One way in which Arena resembles BlazBlue fairly closely, however, is in the diversity it offers with a comparatively small cast of characters. The mechanised Aigis, for instance, is a long-range fighter who can pepper the opponent with her limited supply of bullets while waiting for her highly mobile Orgia stance to recharge. Her Persona, the distinctly centurion-esque Athena, can extend her combos with a long-range slash or counter an opponent that's being a bit too predictable. All Personas are subject to a strict "four strikes and you're out for 11 seconds" rule, so you risk leaving yourself hamstrung if you spam Persona moves foolishly.
Another interesting partnership is Akihiko and Caesar. As a rushdown boxer, Akihiko uses a fighting style that's not too dissimilar to Street Fighter's Dudley with his multi-hit dash punches, crafty counters and evasive weaves. But unlike the classiest pugilist in gaming, Akihiko can call Caesar to drag the opponent towards him - Iron Tager and Magneto-style - or catch the opponent off-guard with an overhead sword. He even has a dedicated Cyclone gauge which, depending on the number of hits you manage to combo before cancelling into it, will increase the damage of his Cyclone Uppercut super.

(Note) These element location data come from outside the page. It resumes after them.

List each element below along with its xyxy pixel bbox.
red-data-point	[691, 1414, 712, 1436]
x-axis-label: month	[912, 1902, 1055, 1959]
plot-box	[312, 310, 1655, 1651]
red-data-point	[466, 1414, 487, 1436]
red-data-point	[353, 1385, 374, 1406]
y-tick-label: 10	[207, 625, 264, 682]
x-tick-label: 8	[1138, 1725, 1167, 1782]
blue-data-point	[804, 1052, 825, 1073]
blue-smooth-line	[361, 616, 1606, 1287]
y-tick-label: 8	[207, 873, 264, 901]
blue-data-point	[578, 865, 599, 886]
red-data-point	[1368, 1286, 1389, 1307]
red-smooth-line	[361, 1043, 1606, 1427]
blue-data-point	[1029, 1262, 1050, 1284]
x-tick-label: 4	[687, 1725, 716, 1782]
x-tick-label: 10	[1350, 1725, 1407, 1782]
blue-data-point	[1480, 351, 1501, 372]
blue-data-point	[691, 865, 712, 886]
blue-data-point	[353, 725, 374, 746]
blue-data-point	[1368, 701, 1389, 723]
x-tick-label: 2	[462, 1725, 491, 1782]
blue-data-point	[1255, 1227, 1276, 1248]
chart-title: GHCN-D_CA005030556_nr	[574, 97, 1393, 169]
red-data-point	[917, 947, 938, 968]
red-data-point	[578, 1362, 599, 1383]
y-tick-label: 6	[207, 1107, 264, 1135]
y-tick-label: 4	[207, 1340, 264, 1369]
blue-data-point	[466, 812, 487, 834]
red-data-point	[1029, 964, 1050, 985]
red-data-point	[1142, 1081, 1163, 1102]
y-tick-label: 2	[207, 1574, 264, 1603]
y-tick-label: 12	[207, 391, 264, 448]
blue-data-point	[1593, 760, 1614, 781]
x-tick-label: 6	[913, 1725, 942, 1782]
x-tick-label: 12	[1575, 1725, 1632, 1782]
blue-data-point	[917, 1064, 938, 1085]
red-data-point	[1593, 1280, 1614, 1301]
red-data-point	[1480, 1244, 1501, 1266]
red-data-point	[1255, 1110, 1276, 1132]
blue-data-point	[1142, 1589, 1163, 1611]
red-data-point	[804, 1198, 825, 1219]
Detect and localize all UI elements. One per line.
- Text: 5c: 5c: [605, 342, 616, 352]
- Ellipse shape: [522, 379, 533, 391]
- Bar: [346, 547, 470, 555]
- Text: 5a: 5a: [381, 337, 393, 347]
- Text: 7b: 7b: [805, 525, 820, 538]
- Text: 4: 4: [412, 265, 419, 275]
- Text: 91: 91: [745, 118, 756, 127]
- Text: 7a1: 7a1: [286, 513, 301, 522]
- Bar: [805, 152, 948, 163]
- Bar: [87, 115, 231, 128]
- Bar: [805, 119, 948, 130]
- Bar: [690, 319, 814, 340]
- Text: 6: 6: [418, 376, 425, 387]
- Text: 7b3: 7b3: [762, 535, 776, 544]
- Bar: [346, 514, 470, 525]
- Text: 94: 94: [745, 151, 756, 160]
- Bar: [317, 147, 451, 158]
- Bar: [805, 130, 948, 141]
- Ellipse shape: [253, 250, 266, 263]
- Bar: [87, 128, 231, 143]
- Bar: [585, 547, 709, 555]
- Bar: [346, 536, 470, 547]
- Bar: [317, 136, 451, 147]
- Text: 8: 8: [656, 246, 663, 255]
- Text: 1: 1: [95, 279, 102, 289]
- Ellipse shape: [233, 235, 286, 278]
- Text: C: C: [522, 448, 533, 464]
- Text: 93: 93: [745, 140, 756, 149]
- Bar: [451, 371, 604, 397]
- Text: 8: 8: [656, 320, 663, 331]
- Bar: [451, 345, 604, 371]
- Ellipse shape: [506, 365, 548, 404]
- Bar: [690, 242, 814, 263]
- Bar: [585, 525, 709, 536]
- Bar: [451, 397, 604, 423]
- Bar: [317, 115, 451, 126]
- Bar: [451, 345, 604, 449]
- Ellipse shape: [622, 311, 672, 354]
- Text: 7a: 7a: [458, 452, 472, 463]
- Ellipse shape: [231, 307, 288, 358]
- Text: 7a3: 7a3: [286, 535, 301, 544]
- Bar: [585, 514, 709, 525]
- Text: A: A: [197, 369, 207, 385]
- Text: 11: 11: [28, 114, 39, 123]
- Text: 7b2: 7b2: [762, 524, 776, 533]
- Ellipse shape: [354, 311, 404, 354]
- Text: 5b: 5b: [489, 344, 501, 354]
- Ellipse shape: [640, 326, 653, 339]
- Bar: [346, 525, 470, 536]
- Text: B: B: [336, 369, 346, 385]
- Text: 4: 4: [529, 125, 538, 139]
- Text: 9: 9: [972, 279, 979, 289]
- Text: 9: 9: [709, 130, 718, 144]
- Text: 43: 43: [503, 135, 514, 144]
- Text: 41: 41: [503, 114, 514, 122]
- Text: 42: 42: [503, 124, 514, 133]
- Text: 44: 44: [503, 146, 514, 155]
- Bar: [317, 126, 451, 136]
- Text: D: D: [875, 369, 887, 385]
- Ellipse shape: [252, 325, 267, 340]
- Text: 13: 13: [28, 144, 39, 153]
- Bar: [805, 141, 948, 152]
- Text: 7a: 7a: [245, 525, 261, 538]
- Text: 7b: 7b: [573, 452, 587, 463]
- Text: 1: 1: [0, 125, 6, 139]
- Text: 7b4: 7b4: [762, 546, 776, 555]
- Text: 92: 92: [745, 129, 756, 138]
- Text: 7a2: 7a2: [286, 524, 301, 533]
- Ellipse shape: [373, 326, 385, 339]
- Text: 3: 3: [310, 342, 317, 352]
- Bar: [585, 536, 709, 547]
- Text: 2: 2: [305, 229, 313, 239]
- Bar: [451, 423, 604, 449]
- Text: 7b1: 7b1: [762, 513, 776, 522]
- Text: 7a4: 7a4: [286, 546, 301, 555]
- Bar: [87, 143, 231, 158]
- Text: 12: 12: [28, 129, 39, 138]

I wish I had the space to talk about each character individually as they're all packed with personality and mechanical intrigue. Suffice to say that there's a deceptively boyish-looking detective who can setup Instant Kills by shooting the opponent until a special counter reaches zero; a book-wielding elevator attendant who can inflict all six status ailments; a grappler that fights with a foldaway chair; and an empty bear suit called Teddie who can stack three televisions on top of each other before flying out of the screens.
If you haven't played a Persona game before (and I have to admit, I've only played the third) all this may sound a tad outlandish. It is, of course, but that doesn't detract from the fantastic sprites and seamless animations that Arc has used to bring the Persona characters to life. I'd even go so far to say that it's raised the aesthetical benchmark set by BlazBlue. Plus if you happen to be a fan of the Persona JRPGs, then there's nothing quite like hearing the opening beats of Shoji Meguro's Iwatodai Dorm.
We've even been promised a Story Mode that'll take around 30 to 40 hours to complete, which considering the depth of the BlazBlue narrative isn't too hard to believe. As it stands though, Arc is putting together an enticingly rich fighting game that takes queues from its flagship series while lowering the point of entry for beginners. Not in a way that could be considered dumbing down, but in a way that forgoes complexity for complexity's sake.
The only question is whether the single player and online experiences can live up to the rest of the game. If they can, Persona 4 Arena has the potential to challenge Virtua Fighter 5: Final Showdown and the forthcoming Tekken Tag Tournament 2 as not only the best fighting game of the year, but perhaps, more crucially, the most well-rounded. It's not simply enough to suck players into the TV world anymore - you also have to give each of them a reason to stay.